A Hammond attorney is criticizing state regulators for approving an air pollution permit for a lead reclamation business at the site of a former smelter where the U.S. Environmental Protection Agency is investigating off-site contamination.
The Indiana Department of Environmental Management on Dec. 22 renewed a 10-year permit for Whiting Metals, which reclaims and blends lead and solder from scrap. It operates on part of the former Federated Metals site in Whiting, where remediation efforts began in 1992.
Despite requests from the Hammond City Council and residents, IDEM never scheduled a public hearing or meeting on the permit for Whiting Metals, The (Northwest Indiana) Times reported.
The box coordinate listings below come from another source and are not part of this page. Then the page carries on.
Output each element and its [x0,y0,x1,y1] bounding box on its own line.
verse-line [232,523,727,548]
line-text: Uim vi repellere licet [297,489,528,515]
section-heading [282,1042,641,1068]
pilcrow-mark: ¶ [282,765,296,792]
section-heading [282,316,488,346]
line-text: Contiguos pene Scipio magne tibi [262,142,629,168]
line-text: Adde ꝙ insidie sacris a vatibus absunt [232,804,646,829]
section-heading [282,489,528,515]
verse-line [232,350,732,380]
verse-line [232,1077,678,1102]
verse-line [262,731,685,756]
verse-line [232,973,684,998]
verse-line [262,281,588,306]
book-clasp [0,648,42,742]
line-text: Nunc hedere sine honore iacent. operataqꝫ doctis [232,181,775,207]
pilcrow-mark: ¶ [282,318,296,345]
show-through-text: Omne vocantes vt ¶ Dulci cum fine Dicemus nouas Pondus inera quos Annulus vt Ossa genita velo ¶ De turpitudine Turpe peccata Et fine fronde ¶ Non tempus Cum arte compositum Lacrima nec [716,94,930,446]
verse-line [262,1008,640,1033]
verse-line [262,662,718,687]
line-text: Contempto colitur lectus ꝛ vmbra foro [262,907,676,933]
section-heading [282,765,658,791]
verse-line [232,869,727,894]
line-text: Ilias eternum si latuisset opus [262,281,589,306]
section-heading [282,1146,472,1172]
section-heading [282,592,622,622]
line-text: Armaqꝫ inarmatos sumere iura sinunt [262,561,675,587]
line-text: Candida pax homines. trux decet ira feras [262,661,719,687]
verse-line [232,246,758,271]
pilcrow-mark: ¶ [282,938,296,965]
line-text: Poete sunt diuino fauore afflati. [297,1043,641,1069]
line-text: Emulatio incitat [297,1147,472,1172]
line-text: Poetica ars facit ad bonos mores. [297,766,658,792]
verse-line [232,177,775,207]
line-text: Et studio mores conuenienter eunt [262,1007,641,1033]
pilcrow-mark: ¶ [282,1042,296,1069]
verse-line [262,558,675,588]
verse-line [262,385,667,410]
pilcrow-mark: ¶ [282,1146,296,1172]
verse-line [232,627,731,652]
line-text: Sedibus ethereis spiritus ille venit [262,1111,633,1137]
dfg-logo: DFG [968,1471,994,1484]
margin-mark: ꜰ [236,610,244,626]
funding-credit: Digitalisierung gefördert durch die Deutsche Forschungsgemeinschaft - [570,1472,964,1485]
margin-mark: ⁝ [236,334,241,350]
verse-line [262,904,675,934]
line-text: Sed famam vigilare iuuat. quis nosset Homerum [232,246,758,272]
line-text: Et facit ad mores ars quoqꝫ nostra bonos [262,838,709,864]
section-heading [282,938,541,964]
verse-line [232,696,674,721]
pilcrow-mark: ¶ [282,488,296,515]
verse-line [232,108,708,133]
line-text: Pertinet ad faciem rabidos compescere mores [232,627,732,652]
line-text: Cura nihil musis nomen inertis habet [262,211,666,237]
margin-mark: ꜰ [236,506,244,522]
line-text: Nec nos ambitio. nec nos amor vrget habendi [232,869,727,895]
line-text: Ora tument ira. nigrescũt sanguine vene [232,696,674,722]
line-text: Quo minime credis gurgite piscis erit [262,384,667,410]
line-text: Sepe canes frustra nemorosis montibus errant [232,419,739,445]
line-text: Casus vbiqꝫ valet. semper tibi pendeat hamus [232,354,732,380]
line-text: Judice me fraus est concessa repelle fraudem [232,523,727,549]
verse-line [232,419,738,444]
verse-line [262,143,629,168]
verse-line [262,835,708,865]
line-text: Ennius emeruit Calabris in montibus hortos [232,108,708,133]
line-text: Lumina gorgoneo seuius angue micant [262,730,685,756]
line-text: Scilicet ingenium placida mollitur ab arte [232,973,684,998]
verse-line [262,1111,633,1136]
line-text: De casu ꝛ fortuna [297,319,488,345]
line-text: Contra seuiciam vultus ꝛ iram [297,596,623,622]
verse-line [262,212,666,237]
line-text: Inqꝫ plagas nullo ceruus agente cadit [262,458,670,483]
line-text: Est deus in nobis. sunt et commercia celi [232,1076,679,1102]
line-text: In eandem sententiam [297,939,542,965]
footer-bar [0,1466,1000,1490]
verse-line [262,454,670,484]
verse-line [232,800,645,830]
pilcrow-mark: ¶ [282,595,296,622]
IDEM has said it decided not to hold a hearing in part because there were “few changes contained in the renewal permit” and that “permit changes will decrease actual emissions.”
David Dabertin, an attorney and Hammond resident, had submitted public comments to IDEM questioning whether a prior permit was legally transferred to Whiting Metals. He had also urged the state agency to delay a decision on the air permit until after the full extent of off-site soil contamination had been determined.
Dabertin on Wednesday criticized IDEM’s approval of the permit and its decision not to hold a public hearing or meeting.
“I think the issuance of a lead permit in an area where lead may be an issue without obtaining the test results is foolish and bordering on the negligent,” he told The Times.
The remediation efforts the EPA began in 1992 included capping a 10-acre landfill on the shore of Lake George in 2005 as part of a six-year, $3.35 million cleanup. The site also includes the 9-acre former smelter.
The EPA began sampling at properties in November 2016 near the former Federated Metals site to determine if heavy metals from the plant might have contaminated nearby residential areas. More sampling was conducted in March.
After the EPA sampled the landfill in May, an analysis showed a link between materials in the landfill and materials in soils to the north of the plant. The agency has designated another soil sampling site in the area.
Whiting Mayor Joseph Stahura said the contamination levels found so far have not been “really scary” or significantly above EPA’s threshold.